I met a man at the dog park this week who very loudly told me three things about himself, in this order: He is Jewish, he is an atheist, and he is a doctor.
And then one more thing: he has no use for religion but believes in the Jewish golden rule. What he meant by the Jewish golden rule is a statement by Hillel, who is quoted in the Talmud as saying, “do not do unto others that which is hateful to you.”
I wasn’t sure why he was so anxious to tell me all this, and then realized that someone had told him that I’m a rabbi. Knowing that, he wanted to confront my beliefs. He wanted to prove that religion isn’t important. And he wanted to do it loudly and publicly.
But all he proved is that religion isn’t important to him. He had found a way to create his own understanding of how to live without engaging with any religious practice or belief….but I think he forgot that the first thing he told me about himself was that he is Jewish.

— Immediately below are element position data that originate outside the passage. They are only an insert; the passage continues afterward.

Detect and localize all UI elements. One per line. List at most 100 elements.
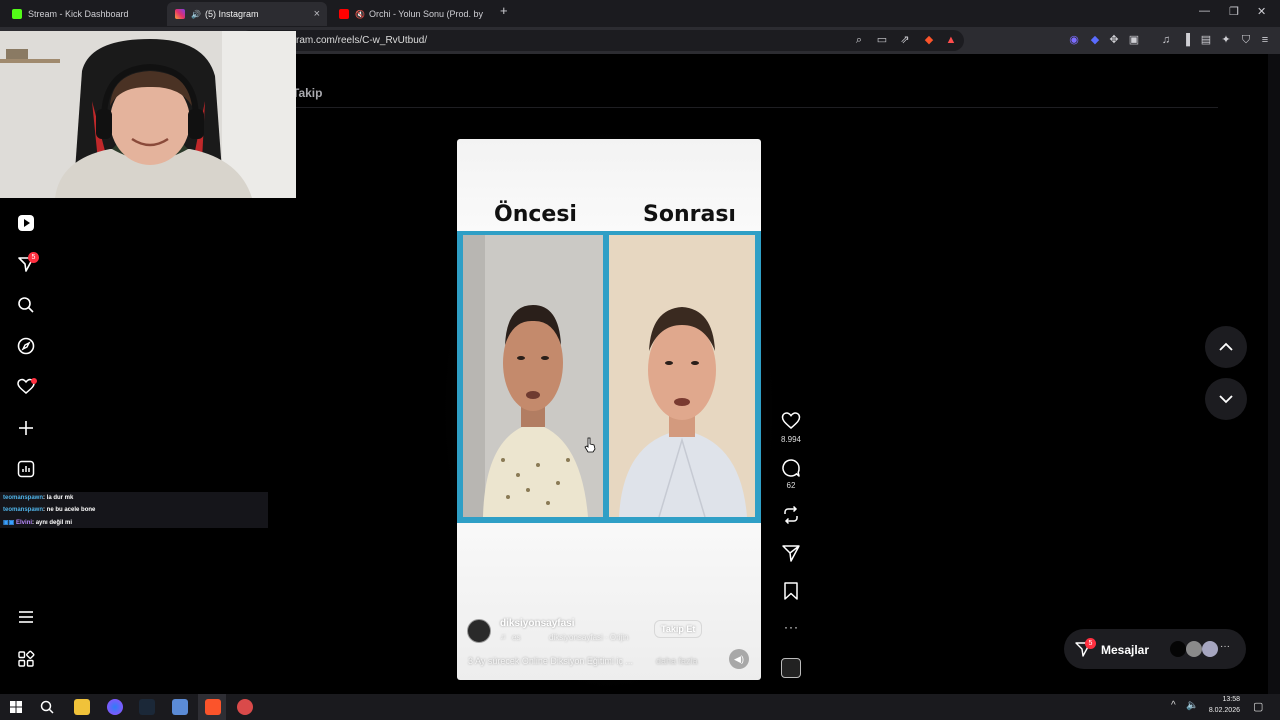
following-tab[interactable]: Takip (292, 86, 322, 100)
new-tab-icon[interactable]: + (500, 3, 508, 18)
before-person-image (463, 235, 603, 517)
rewards-icon[interactable]: ▲ (945, 34, 957, 46)
brave-icon[interactable] (205, 699, 221, 715)
messages-label: Mesajlar (1101, 643, 1150, 657)
youtube-icon (339, 9, 349, 19)
app-icon[interactable] (107, 699, 123, 715)
more-link[interactable]: daha fazla (656, 656, 698, 666)
tab-title: Orchi - Yolun Sonu (Prod. by akca (368, 9, 483, 19)
app-icon[interactable] (172, 699, 188, 715)
reel-video[interactable]: Öncesi Sonrası diksiyonsayfasi ♫ es diks… (457, 139, 761, 680)
after-person-image (609, 235, 755, 517)
extensions-icon[interactable]: ✥ (1108, 34, 1120, 46)
minimize-icon[interactable]: — (1199, 5, 1210, 17)
more-dots-icon: ··· (1220, 641, 1230, 652)
audio-thumbnail-icon[interactable] (781, 658, 801, 678)
streamer-webcam-image (0, 31, 296, 198)
reels-icon[interactable] (17, 214, 35, 232)
dashboard-icon[interactable] (17, 460, 35, 478)
close-window-icon[interactable]: ✕ (1257, 5, 1266, 18)
clock-time[interactable]: 13:58 (1206, 696, 1240, 703)
leo-icon[interactable]: ◉ (1068, 34, 1080, 46)
after-label: Sonrası (643, 202, 736, 227)
webcam-overlay (0, 31, 296, 198)
chat-username: teomanspawn (3, 507, 44, 513)
chat-text: : la dur mk (43, 495, 74, 501)
instagram-icon (175, 9, 185, 19)
speaker-icon: 🔊 (191, 9, 201, 19)
volume-tray-icon[interactable]: 🔈 (1186, 700, 1198, 711)
music-icon[interactable]: ♫ (1160, 34, 1172, 46)
chat-message: teomanspawn: la dur mk (3, 495, 73, 501)
vpn-icon[interactable]: ◆ (1089, 34, 1101, 46)
chat-text: : aynı değil mi (32, 520, 73, 526)
avatar (1170, 641, 1186, 657)
url-text[interactable]: ram.com/reels/C-w_RvUtbud/ (296, 35, 427, 46)
music-note-icon: ♫ (500, 632, 506, 641)
more-options-icon[interactable]: ··· (784, 620, 799, 634)
activity-dot (31, 378, 37, 384)
cast-icon[interactable]: ▭ (876, 34, 888, 46)
avatar (1202, 641, 1218, 657)
tab-title: (5) Instagram (204, 9, 259, 19)
before-video-panel (463, 235, 603, 517)
create-icon[interactable] (17, 419, 35, 437)
chat-badge-icon: ▣▣ (3, 520, 17, 526)
notification-badge: 5 (28, 252, 39, 263)
comment-icon[interactable] (781, 458, 801, 478)
bookmark-icon[interactable] (781, 581, 801, 601)
screenshot-icon[interactable]: ▣ (1128, 34, 1140, 46)
audio-name[interactable]: diksiyonsayfasi · Orijin (549, 633, 629, 642)
tab-title: Stream - Kick Dashboard (28, 9, 129, 19)
chat-message: ▣▣ Elvini: aynı değil mi (3, 519, 72, 526)
more-menu-icon[interactable] (17, 608, 35, 626)
search-icon[interactable] (17, 296, 35, 314)
next-reel-button[interactable] (1205, 378, 1247, 420)
messages-button[interactable]: 5 Mesajlar ··· (1064, 629, 1246, 669)
chevron-down-icon (1219, 395, 1233, 404)
tab-youtube[interactable]: 🔇 Orchi - Yolun Sonu (Prod. by akca (331, 2, 491, 26)
file-explorer-icon[interactable] (74, 699, 90, 715)
close-tab-icon[interactable]: × (314, 8, 320, 20)
share-icon[interactable]: ⇗ (899, 34, 911, 46)
ai-icon[interactable]: ✦ (1220, 34, 1232, 46)
share-send-icon[interactable] (781, 543, 801, 563)
before-label: Öncesi (494, 202, 577, 227)
also-from-meta-icon[interactable] (17, 650, 35, 668)
steam-icon[interactable] (139, 699, 155, 715)
tab-kick-dashboard[interactable]: Stream - Kick Dashboard (4, 2, 168, 26)
search-icon[interactable] (40, 700, 54, 714)
tab-strip: Stream - Kick Dashboard 🔊 (5) Instagram … (0, 0, 1280, 27)
sidebar-toggle-icon[interactable]: ▐ (1180, 34, 1192, 46)
volume-icon[interactable]: ◀) (729, 649, 749, 669)
shield-icon[interactable]: ⛉ (1240, 34, 1252, 46)
repost-icon[interactable] (781, 505, 801, 525)
menu-icon[interactable]: ≡ (1259, 34, 1271, 46)
like-heart-icon[interactable] (781, 411, 801, 431)
windows-start-icon[interactable] (10, 701, 22, 713)
page-scrollbar[interactable] (1268, 54, 1280, 694)
clock-date[interactable]: 8.02.2026 (1200, 707, 1240, 714)
previous-reel-button[interactable] (1205, 326, 1247, 368)
wallet-icon[interactable]: ▤ (1200, 34, 1212, 46)
muted-speaker-icon: 🔇 (355, 9, 365, 19)
avatar[interactable] (467, 619, 491, 643)
tray-chevron-icon[interactable]: ^ (1171, 700, 1176, 711)
stream-chat-overlay: teomanspawn: la dur mk teomanspawn: ne b… (0, 492, 268, 528)
audio-prefix: es (512, 633, 521, 642)
comparison-frame (457, 231, 761, 523)
zoom-icon[interactable]: ⌕ (853, 34, 865, 46)
comment-count: 62 (786, 481, 796, 490)
follow-button[interactable]: Takip Et (654, 620, 703, 638)
restore-icon[interactable]: ❐ (1229, 5, 1239, 18)
brave-shields-icon[interactable]: ◆ (923, 34, 935, 46)
explore-icon[interactable] (17, 337, 35, 355)
app-icon[interactable] (237, 699, 253, 715)
notifications-icon[interactable]: ▢ (1253, 700, 1263, 713)
tab-instagram[interactable]: 🔊 (5) Instagram × (167, 2, 327, 26)
chat-username: Elvini (16, 520, 33, 526)
kick-icon (12, 9, 22, 19)
header-divider (296, 107, 1218, 108)
reel-username[interactable]: diksiyonsayfasi (500, 618, 574, 629)
chevron-up-icon (1219, 342, 1233, 351)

He was struggling, and that’s why he wanted to talk to me, why he wanted me to admit to him that religion is about worshiping God, so he could tell me that there is no God. I disappointed him. But maybe he wasn’t disappointed, maybe I told him exactly what he wanted to hear, or at least what he needed to hear.
Because I said that for me, religion is much more than worship. Religion gives us a framework for living, a way to engage with ourselves, with others in the community, and with the Divine. It helps us find meaning in a world that can seem chaotic and confused. Religion is indeed about inaction – not doing that which is hateful to another. And it also is about action – doing good in the world, making the world a better place.
Unbeknownst to himself, in a very real way he was re-enacting the Talmudic tale about Hillel. In it, a prospective convert went to a rabbi named Shammai and asked that he teach him all of Judaism while standing on one foot. Shammai hit him with a stick and drove him away.
So the prospective convert went to Hillel and made the same request. Hillel replied: “That which is hateful unto you do not do to your neighbor. This is the whole of the Torah. The rest is commentary. Go forth and study.” According to the Talmud, the man took Hillel’s advice and went on to become a rabbi himself.
Hillel did much more than simply espouse a golden rule. He taught about inclusion and kindness, about the gifts that religion can give us. Shammai beat someone with a stick and embarrassed him, but Hillel did what was silly (stand on one foot) and boil all of Torah to one principle (a seeming absurdity) rather than embarrass his questioner.
My dog-owning Jewish-atheist-doctor wanted to challenge and perhaps even embarrass me. In that moment, by the grace of God, the warm sunlight, and the dog by my side, I was able to emulate Hillel and respond with kindness and inclusion.
As Rabbi David Markus said when I told him this story, “It turns out that the doctor’s “golden rule” example was spot on, though not for the reason he imagined.”
Religion gives us the tools to find meaning in every day activities, and elevate those simple acts – waking, eating, going to the dog park – by doing them with intentionality, with kindness and with humor. Our task is to treat each other with kindness and patience, to go forth and study, and use what we have learned to make the world a better place.